Hard drive storage keeps getting cheaper while the drives keep getting bigger. You can buy between 80 and 160 Gigabytes of storage for around $70 these days, depending on if you want to be bothered with filing rebates, and 300GB will only set you back $222 - $250 bucks. For those of you who aren’t computer geeks a terabyte is 1,024 gigabytes. So we’re about a third of the way there already and makes the $70 price by 2008 not at all unreasonable.
I found out about this over at Danny O’Brien’s Oblomovka. Danny wrote an entry about it after being asked by a friend about the future cost of a petabyte of storage.
A friend wrote asking me if a petabyte would be an affordable amount of disk storage in five years time.

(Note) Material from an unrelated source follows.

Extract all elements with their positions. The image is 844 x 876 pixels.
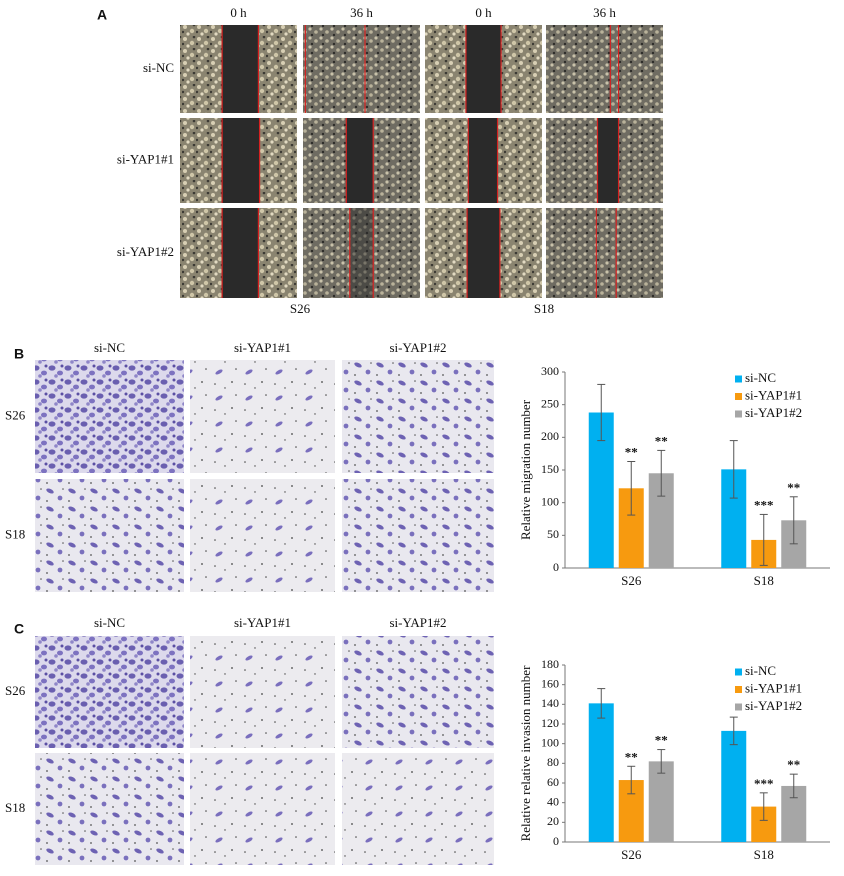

Blowed if I know, but in scrabbling to answer, I did find this great projection of the next twenty years of magnetic storage.
Oh, in case you’re wondering, a petabyte is 1,024 terabytes or 1,048,576 gigabytes and will still cost $70,000 in 2008. No small chunk of change, but imagine how much porn family pictures from your digital camera you could store on that. And who knows? With games just starting to eat up multiple gigabytes each—Far Cry requires 4 gigabytes, Unreal Tournament 2004 asks for at least 5.5GB, while Half-Life 2 is estimated to require between 2.5GB and 4GB of room and Doom III is rumored to gobble upwards of 6GB—we may just need a petabyte worth of storage by 2008.




















That is amazing. I still remember shelling out around $300 for a 20MB hard drive.
Bring on the Yottabyte drives. Peta, exa, zeta, and yotta. Holodecks are in aisle three.